1.4. Machine Code

Time: 00:04:00 | Download: Large, Large (CC), Small | Streaming, Streaming (CC) | Slides (PDF)

Digital computers don't understand the languages that humans speak. Instead, they use a binary language called machine code or machine language. Machine code consists of a sequence of simple computer instructions. Each instruction consists of one or more integers, but we can conveniently view them as a string of binary digits or bits (i.e., 1's and 0's). Different computers typically "speak" or "understand" different machine languages. For example, one computer may represent the ADD operation as 10011111 while another might represent the same operation as 000110. The size of machine code instructions may also vary from one computer to another: 32-bit instructions are still in use, but 64-bit instructions are now the most common.

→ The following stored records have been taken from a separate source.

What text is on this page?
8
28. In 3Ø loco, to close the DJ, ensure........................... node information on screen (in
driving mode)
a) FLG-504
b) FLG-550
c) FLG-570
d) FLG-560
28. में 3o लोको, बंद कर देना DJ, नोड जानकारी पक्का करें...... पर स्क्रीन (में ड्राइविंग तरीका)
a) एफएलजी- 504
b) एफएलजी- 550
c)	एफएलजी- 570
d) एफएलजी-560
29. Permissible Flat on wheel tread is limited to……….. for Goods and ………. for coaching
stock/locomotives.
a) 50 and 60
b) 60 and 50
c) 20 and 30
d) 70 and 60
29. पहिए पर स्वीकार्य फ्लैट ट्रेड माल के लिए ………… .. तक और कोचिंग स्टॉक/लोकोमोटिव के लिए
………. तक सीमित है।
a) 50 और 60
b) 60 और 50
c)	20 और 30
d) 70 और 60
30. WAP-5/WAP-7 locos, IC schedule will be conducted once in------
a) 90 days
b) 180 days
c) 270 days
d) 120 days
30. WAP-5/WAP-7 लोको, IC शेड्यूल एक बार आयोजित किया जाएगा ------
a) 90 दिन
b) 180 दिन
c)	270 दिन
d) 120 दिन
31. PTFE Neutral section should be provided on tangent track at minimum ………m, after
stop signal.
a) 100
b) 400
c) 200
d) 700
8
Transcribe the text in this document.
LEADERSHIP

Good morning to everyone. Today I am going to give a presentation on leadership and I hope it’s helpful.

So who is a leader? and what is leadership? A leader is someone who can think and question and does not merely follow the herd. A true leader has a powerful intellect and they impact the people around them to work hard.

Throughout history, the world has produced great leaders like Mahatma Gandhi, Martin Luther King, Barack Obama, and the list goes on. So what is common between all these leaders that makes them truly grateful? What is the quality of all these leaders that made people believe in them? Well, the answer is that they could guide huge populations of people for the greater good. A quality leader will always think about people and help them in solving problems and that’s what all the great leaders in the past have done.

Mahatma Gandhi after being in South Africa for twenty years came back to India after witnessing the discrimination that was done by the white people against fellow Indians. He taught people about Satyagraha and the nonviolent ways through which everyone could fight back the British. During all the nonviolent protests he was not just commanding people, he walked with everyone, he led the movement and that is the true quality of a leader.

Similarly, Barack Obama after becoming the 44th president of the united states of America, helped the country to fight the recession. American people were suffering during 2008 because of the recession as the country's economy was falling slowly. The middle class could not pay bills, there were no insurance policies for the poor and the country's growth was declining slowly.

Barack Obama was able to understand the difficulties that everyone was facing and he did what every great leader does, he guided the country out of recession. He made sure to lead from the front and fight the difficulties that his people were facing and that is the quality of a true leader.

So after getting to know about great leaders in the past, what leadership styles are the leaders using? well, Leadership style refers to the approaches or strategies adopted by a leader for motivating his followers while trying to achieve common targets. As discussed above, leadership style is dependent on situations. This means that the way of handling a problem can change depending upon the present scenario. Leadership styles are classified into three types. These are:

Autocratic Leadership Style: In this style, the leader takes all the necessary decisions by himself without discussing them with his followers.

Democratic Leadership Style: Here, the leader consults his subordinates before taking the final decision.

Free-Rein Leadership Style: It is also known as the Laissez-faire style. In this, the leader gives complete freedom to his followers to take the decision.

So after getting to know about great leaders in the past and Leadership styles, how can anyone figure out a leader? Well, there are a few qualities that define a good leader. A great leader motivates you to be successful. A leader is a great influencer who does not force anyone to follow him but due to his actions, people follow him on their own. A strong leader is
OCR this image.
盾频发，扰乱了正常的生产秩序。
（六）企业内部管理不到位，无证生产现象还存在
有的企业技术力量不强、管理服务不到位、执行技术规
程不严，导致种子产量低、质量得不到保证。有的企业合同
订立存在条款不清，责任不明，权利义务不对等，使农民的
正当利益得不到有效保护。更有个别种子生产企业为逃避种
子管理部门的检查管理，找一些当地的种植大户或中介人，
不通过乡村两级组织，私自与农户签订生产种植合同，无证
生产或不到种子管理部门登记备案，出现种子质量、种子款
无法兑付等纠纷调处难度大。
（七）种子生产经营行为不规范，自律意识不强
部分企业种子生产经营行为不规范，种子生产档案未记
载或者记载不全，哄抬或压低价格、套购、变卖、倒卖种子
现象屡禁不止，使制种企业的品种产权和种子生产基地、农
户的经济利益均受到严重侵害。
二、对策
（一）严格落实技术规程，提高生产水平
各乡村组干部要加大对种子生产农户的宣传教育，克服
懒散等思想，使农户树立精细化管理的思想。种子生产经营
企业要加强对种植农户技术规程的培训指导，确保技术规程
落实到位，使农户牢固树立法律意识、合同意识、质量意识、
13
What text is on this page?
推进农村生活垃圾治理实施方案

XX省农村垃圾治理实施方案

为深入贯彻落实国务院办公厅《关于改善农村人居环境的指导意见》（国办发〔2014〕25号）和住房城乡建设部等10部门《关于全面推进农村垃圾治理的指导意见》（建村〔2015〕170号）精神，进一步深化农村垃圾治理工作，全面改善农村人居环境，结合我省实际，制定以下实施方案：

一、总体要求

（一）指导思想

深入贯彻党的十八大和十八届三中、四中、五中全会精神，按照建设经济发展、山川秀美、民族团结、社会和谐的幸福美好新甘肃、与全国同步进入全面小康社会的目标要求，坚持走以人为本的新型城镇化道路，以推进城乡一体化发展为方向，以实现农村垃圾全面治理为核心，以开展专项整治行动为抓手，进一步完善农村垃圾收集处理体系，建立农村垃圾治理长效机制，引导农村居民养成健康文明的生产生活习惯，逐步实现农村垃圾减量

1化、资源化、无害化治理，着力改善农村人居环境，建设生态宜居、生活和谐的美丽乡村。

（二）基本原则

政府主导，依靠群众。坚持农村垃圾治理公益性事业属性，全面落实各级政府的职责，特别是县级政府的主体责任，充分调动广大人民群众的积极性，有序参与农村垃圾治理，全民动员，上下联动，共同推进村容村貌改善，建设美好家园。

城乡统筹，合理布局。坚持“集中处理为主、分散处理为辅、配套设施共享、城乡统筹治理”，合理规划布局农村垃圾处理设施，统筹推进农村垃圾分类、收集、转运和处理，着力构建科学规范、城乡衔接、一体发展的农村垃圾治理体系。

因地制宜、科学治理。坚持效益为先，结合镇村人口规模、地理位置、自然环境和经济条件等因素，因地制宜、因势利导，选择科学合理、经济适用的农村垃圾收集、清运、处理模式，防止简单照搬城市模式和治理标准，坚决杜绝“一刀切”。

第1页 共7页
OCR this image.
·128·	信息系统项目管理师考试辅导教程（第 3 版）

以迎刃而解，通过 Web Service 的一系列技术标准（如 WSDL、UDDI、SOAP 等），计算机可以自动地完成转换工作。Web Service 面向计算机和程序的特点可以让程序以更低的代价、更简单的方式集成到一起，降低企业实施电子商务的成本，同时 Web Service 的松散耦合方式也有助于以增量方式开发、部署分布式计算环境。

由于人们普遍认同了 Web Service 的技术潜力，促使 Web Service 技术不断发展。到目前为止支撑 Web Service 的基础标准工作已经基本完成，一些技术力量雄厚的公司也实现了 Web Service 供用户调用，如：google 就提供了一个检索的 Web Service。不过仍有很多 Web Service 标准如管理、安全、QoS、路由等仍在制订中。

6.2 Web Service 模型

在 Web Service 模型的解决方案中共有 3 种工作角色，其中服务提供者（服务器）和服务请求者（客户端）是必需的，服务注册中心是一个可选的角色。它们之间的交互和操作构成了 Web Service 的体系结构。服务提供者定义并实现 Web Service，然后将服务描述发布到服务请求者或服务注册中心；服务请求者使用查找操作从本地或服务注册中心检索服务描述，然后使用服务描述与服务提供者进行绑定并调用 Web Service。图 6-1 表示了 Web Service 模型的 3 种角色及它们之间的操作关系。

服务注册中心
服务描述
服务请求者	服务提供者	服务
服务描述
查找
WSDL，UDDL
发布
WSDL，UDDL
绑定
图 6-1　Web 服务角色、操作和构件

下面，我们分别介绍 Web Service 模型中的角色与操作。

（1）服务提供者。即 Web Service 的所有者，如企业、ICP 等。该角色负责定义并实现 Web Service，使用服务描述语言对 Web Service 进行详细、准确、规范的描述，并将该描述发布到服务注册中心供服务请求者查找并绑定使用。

Furthermore, when a program runs, the operating system (e.g., Windows, Linux, macOS, etc.) acts as a host environment that provides services to the program. These services include essential support such as keyboard, screen, and hard drive access. Unfortunately, how the program accesses those services differs from one operating system to the next. As a result of the differences between machine languages and operating system requirements, programs written in machine language are more focused on the system running the program than on how the program solves a problem. Furthermore, it also means it isn't possible to move machine code between different computers without providing a translation service - usually as a virtual machine.

Writing programs in machine language is slow, tedious, and error-prone. Today, we write most programs in higher-level programming languages that focus more on the problem and less on the system (the hardware and the operating system) running the program (see Figure 2). But computers can't (with rare exceptions) directly execute programs written in high-level languages, so there must be some way of translating a program written in a high-level language into machine language. Two kinds of computer programs perform the necessary translation: compilers and interpreters.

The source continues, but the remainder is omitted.